I guess you could say it has been a good year for frangipanis. But these plants love Sydney, and Sydney loves them. They're in gardens everywhere, and the secret to growing them is benign neglect (plus sunshine). Just let them get on with it and they'll be fine, the experts told me. All that advice did was give me gardener's guilt, because mine wasn't healthy and happy. How could I be doing something wrong when I wasn't doing anything?

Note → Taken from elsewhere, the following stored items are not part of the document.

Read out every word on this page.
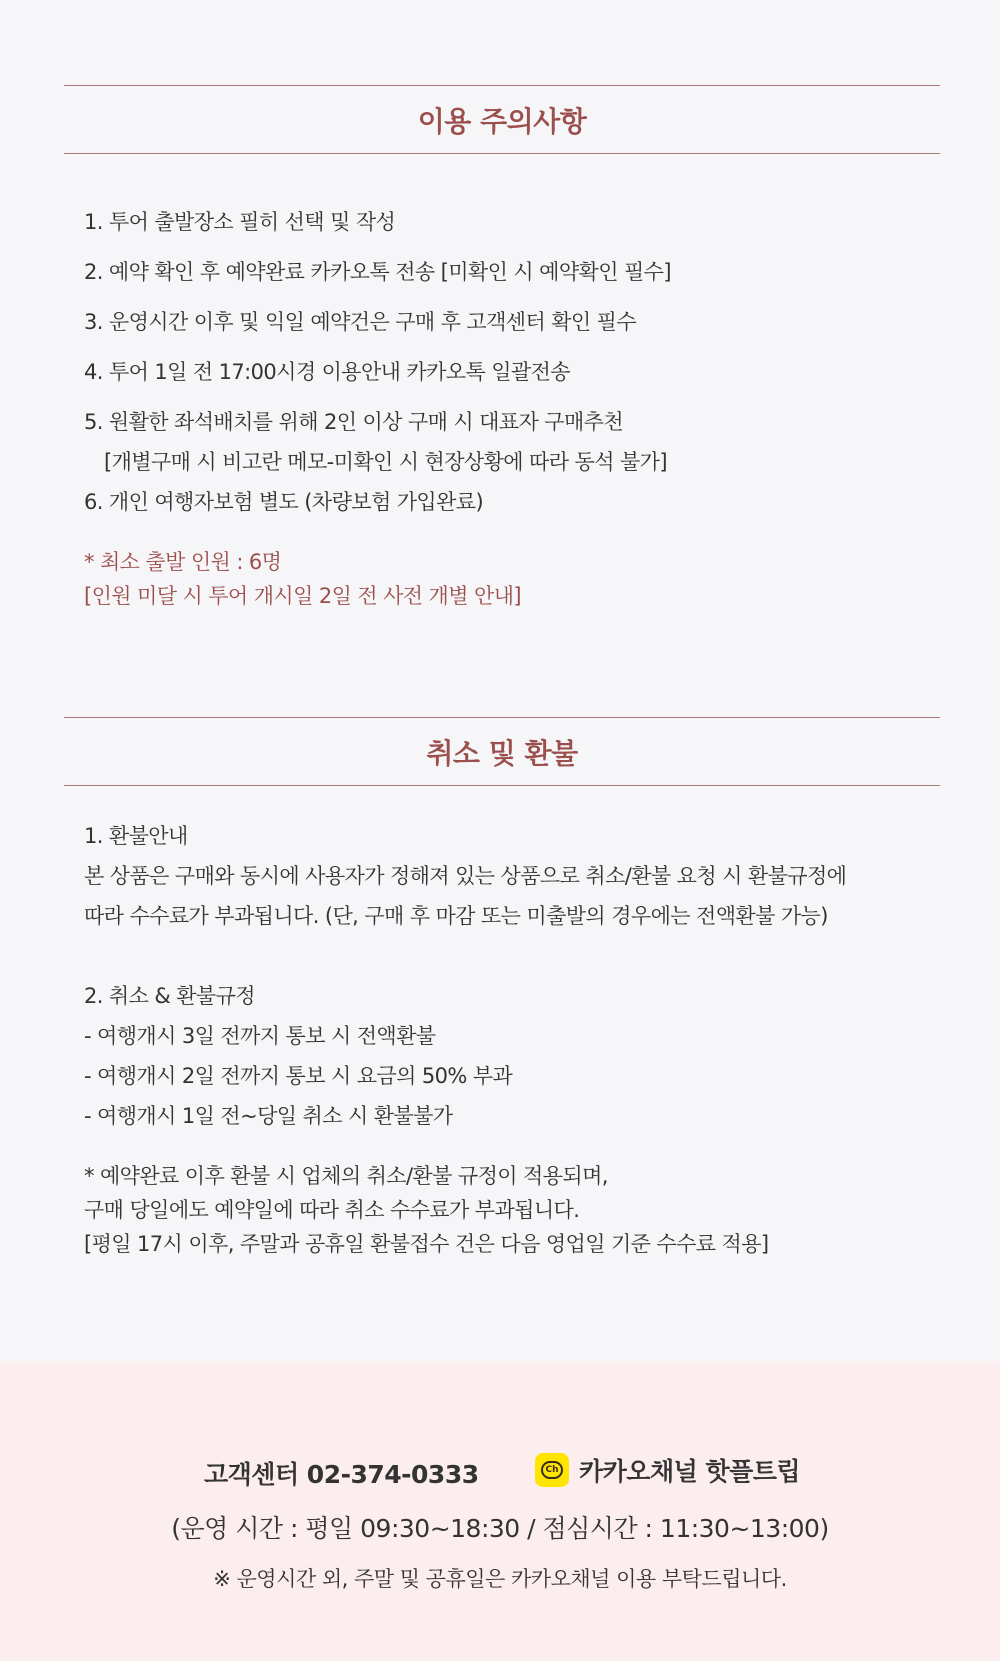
이용 주의사항
1. 투어 출발장소 필히 선택 및 작성
2. 예약 확인 후 예약완료 카카오톡 전송 [미확인 시 예약확인 필수]
3. 운영시간 이후 및 익일 예약건은 구매 후 고객센터 확인 필수
4. 투어 1일 전 17:00시경 이용안내 카카오톡 일괄전송
5. 원활한 좌석배치를 위해 2인 이상 구매 시 대표자 구매추천
[개별구매 시 비고란 메모-미확인 시 현장상황에 따라 동석 불가]
6. 개인 여행자보험 별도 (차량보험 가입완료)
* 최소 출발 인원 : 6명
[인원 미달 시 투어 개시일 2일 전 사전 개별 안내]
취소 및 환불
1. 환불안내
본 상품은 구매와 동시에 사용자가 정해져 있는 상품으로 취소/환불 요청 시 환불규정에
따라 수수료가 부과됩니다. (단, 구매 후 마감 또는 미출발의 경우에는 전액환불 가능)
2. 취소 & 환불규정
- 여행개시 3일 전까지 통보 시 전액환불
- 여행개시 2일 전까지 통보 시 요금의 50% 부과
- 여행개시 1일 전~당일 취소 시 환불불가
* 예약완료 이후 환불 시 업체의 취소/환불 규정이 적용되며,
구매 당일에도 예약일에 따라 취소 수수료가 부과됩니다.
[평일 17시 이후, 주말과 공휴일 환불접수 건은 다음 영업일 기준 수수료 적용]
고객센터 02-374-0333	Ch 카카오채널 핫플트립
(운영 시간 : 평일 09:30~18:30 / 점심시간 : 11:30~13:00)
※ 운영시간 외, 주말 및 공휴일은 카카오채널 이용 부탁드립니다.
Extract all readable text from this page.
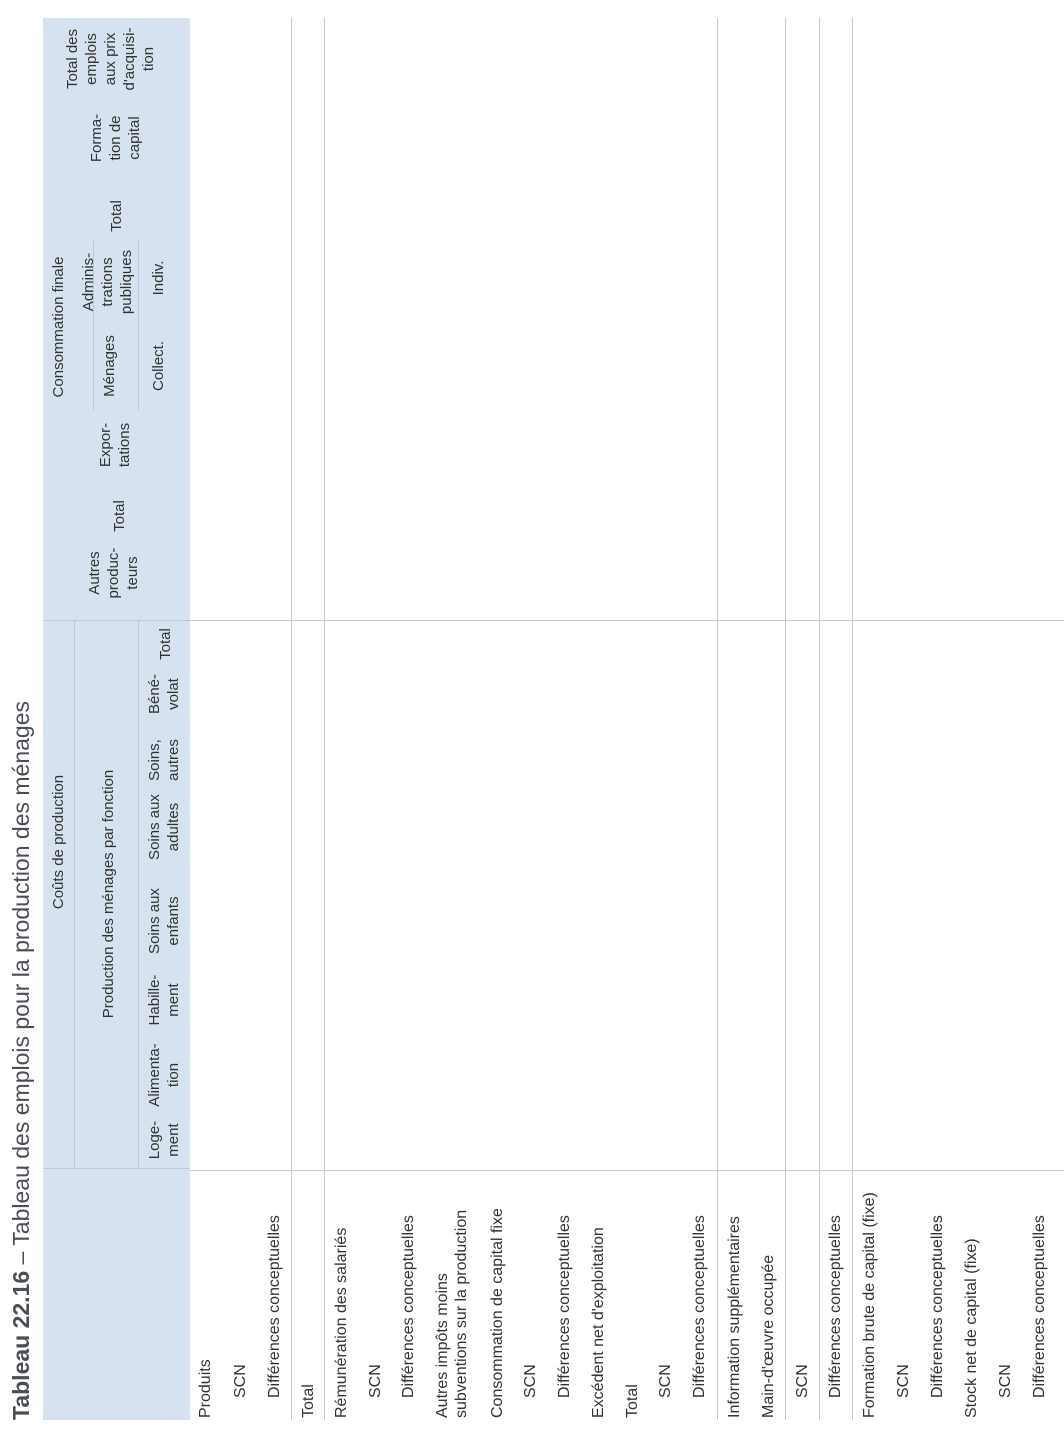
Tableau 22.16 – Tableau des emplois pour la production des ménages Coûts de production Production des ménages par fonction
Loge-
ment
Alimenta-
tion
Habille-
ment
Soins aux
enfants
Soins aux
adultes
Soins,
autres
Béné-
volat
Total
Autres
produc-
teurs
Total
Expor-
tations
Consommation finale Ménages
Adminis-
trations
publiques
Collect.
Indiv.
Total
Forma-
tion de
capital
Total des
emplois
aux prix
d'acquisi-
tion
Produits SCN Différences conceptuelles
Total Rémunération des salariés SCN Différences conceptuelles Autres impôts moins
subventions sur la production Consommation de capital fixe SCN Différences conceptuelles Excédent net d'exploitation Total
SCN Différences conceptuelles Information supplémentaires Main-d'œuvre occupée SCN Différences conceptuelles Formation brute de capital (fixe) SCN Différences conceptuelles Stock net de capital (fixe) SCN Différences conceptuelles
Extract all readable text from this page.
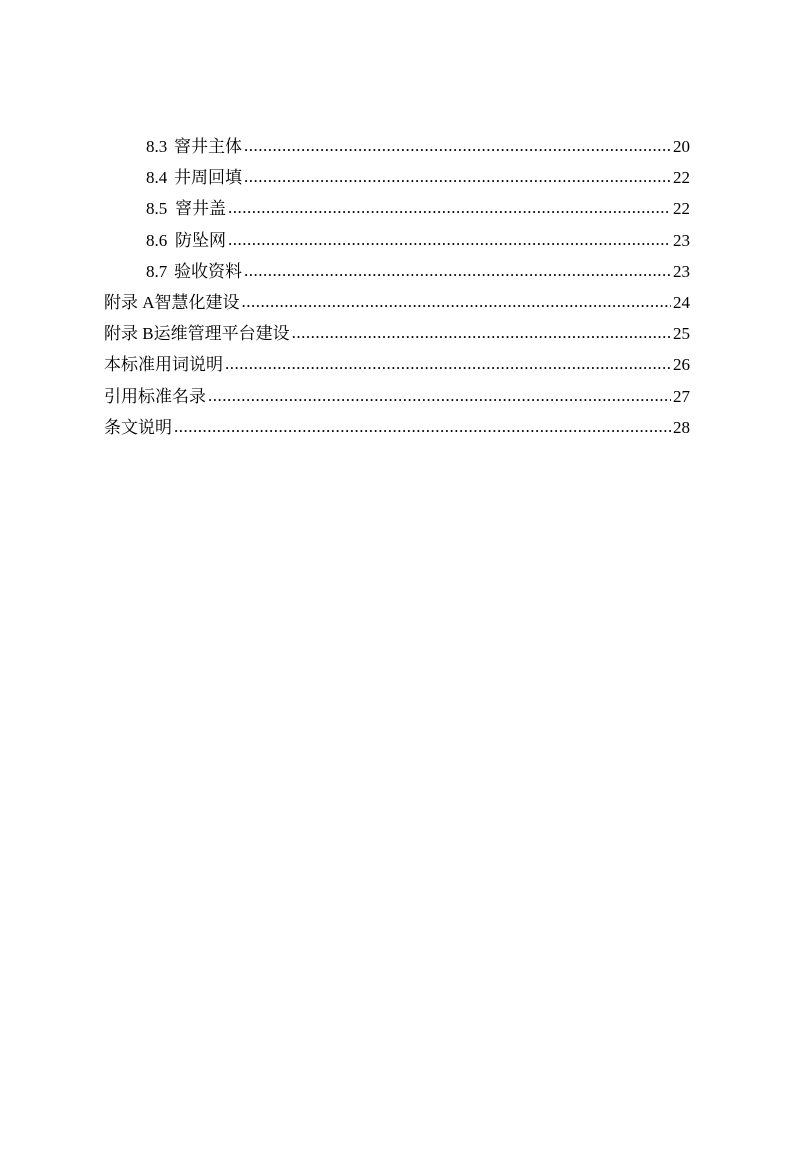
8.3 窨井主体 .....	20
8.4 井周回填 .....	22
8.5 窨井盖 .....	22
8.6 防坠网 .....	23
8.7 验收资料 .....	23
附录 A 智慧化建设 .....	24
附录 B 运维管理平台建设 .....	25
本标准用词说明 .....	26
引用标准名录 .....	27
条文说明 .....	28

Still covered in foliage and new flowers still coming on, it was a fragrant delight to take a few photos of it this morning. |
This is how it looked when we planted it out as a big cutting in September 2008. It had been in our hands for about a year by this stage, and had grown well. |
No-one's complaining, of course. The tree is happy and so are we. We're halfway through autumn and this deciduous tree is not going to let go of its leaves any time soon. |
I have stuck to the policy of no extra food or water, but when you see a plant suffering with fungal diseases, its foliage covered in the tiny pustules of rust, it's hard to practise benign neglect. That's the thing we so many gardeners like me. We're busy-bodies. We like interfering. We can't help ourselves. And it's all the more chronic when you just love a plant so much, and frangipani is definitely one of the garden plants Pammy and I love the most. So it's very pleasing to see a whole season of continued neglect paying off at last!
2 comments:
Have to agree about a good year for 'frannies' We picked up some cuttings along a walkway that had been tossed over a fence and planted them about 12 months ago. They sat doing nothing, then suddenly took off and this year flowered the most beautiful fruit salad pink colour. Likewise a cutting I brought back from my nieces house in Qld in Oct 2011 flowered recently - a deep burgundy colour. I attended the Frangipani Show in Botanic Gdns in Sydney late last year and purchased 3 more different coloured saplings along with a packet of mixed seed, am really looking forward to seeing what colours we end up with. I also have several assorted cuttings doing well that my daughter took from an old house in Clovelly.
Frangipanis certainly are quite plain and ugly in winter, but the flowers in summer are well worth the wait!
Amazing tree and the fragrance from frangipani's is up there with the best of them. I planted a native frangpani at my place this year. I hope it will survive the frost.